RED BULLS READY TO ROAR ONCE MORE IN SINGAPORE

Two-time winner Vettel sets stunning pace on opening day

20 Sep, Singapore - World Champions Red Bull Racing threw down the gauntlet at Singapore’s Marina Bay Street Circuit when Sebastian Vettel and Mark Webber ended the first day’s practice for Sunday’s 2013 FORMULA 1 SINGTEL SINGAPORE GRAND PRIX in first and second places.

Vettel was six-tenths of a second faster than his teammate but the really bad news for everyone else was the margin between the German and third-placed Nico Rosberg’s Mercedes, which was more than a second.

With Marina Bay’s Turn 10, the so-called Singapore Sling, now a single sweeping left-hander lap times were expected to drop this year – and they soon did.

Early in the second 90-minute free practice session Webber clocked 1 minute 46.157 seconds – already two-tenths of a second faster than the time Lewis Hamilton set to claim pole position for McLaren Mercedes last year.

When they changed to Pirelli’s red-walled Supersoft tyres the times really tumbled and as the teams completed their light fuel load runs, triple World Champion Vettel, winner here for the last two years, lowered the mark to 1.44.249 – faster than the best pole position time seen in Singapore, the 1:44.381 set by Vettel himself in 2011.

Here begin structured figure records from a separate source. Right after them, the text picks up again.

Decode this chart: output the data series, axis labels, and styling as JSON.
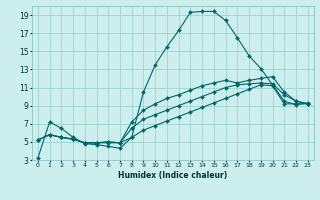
{
  "xlabel": "Humidex (Indice chaleur)",
  "bg_color": "#cceeed",
  "grid_color": "#99cccc",
  "line_color": "#006666",
  "xlim": [
    -0.5,
    23.5
  ],
  "ylim": [
    3,
    20
  ],
  "xticks": [
    0,
    1,
    2,
    3,
    4,
    5,
    6,
    7,
    8,
    9,
    10,
    11,
    12,
    13,
    14,
    15,
    16,
    17,
    18,
    19,
    20,
    21,
    22,
    23
  ],
  "yticks": [
    3,
    5,
    7,
    9,
    11,
    13,
    15,
    17,
    19
  ],
  "curve1_x": [
    0,
    1,
    2,
    3,
    4,
    5,
    6,
    7,
    8,
    9,
    10,
    11,
    12,
    13,
    14,
    15,
    16,
    17,
    18,
    19,
    20,
    21,
    22,
    23
  ],
  "curve1_y": [
    3.2,
    7.2,
    6.5,
    5.5,
    4.8,
    4.7,
    4.5,
    4.3,
    5.5,
    10.5,
    13.5,
    15.5,
    17.3,
    19.3,
    19.4,
    19.4,
    18.4,
    16.5,
    14.5,
    13.1,
    11.3,
    9.5,
    9.1,
    9.3
  ],
  "curve2_x": [
    0,
    1,
    2,
    3,
    4,
    5,
    6,
    7,
    8,
    9,
    10,
    11,
    12,
    13,
    14,
    15,
    16,
    17,
    18,
    19,
    20,
    21,
    22,
    23
  ],
  "curve2_y": [
    5.2,
    5.8,
    5.5,
    5.3,
    4.9,
    4.9,
    4.9,
    4.9,
    5.5,
    6.3,
    6.8,
    7.3,
    7.8,
    8.3,
    8.8,
    9.3,
    9.8,
    10.3,
    10.8,
    11.3,
    11.2,
    9.2,
    9.2,
    9.2
  ],
  "curve3_x": [
    0,
    1,
    2,
    3,
    4,
    5,
    6,
    7,
    8,
    9,
    10,
    11,
    12,
    13,
    14,
    15,
    16,
    17,
    18,
    19,
    20,
    21,
    22,
    23
  ],
  "curve3_y": [
    5.2,
    5.8,
    5.5,
    5.3,
    4.9,
    4.9,
    5.0,
    4.9,
    6.5,
    7.5,
    8.0,
    8.5,
    9.0,
    9.5,
    10.0,
    10.5,
    11.0,
    11.3,
    11.4,
    11.5,
    11.4,
    10.2,
    9.5,
    9.2
  ],
  "curve4_x": [
    0,
    1,
    2,
    3,
    4,
    5,
    6,
    7,
    8,
    9,
    10,
    11,
    12,
    13,
    14,
    15,
    16,
    17,
    18,
    19,
    20,
    21,
    22,
    23
  ],
  "curve4_y": [
    5.2,
    5.8,
    5.5,
    5.3,
    4.9,
    4.9,
    5.0,
    4.9,
    7.2,
    8.5,
    9.2,
    9.8,
    10.2,
    10.7,
    11.2,
    11.5,
    11.8,
    11.5,
    11.8,
    12.0,
    12.2,
    10.5,
    9.5,
    9.2
  ]
}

Earlier in the evening Jolyon Palmer claimed his maiden pole position for the first of the weekend’s GP2 races, which is scheduled for Saturday at 4:05pm.

Englishman Palmer’s #10 Carlin entry clocked 1m 53.600s to edge out teammate Felipe Nasr of Brazil by just a quarter of a second in a half-hour session interrupted by an early accident to New Zealander Mitch Evans.

Evans, the reigning GP3 champion and a protégé of Formula 1 star Mark Webber, became the first victim of the ‘new’ Turn 10 when his Arden International entry hit the wall on the outside of the left-hander shortly after the session started.

Swiss driver Fabio Leimer of Racing Engineering, who leads the championship by six points, was third-quickest but nearest rival Sam Bird’s Russian Time entry could do no better than 10th as time and the Marina Bay traffic caught the Englishman out.

In the Porsche Carrera Cup free practice session that kick-started the weekend’s racing action, title-chasing Martin Ragginger put his Team Eagle 911 GT3 Cup Car on pole position but his margin over Singapore specialist Craig Baird in the SC Global car was just a tenth of a second.

Ragginger will be hoping to go one better than last year when he also claimed the Singapore pole but finished second-best to Baird, who is not a series regular.

Reigning PCCA champion Alexandre Imperatori has had a lean season by his standards – the Swiss-German driver hasn’t won a race yet – but he is third-fastest at this stage for PCC Team Starchase, one place ahead of another front-running New Zealander – series leader Earl Bamber in the Nexus Racing Porsche.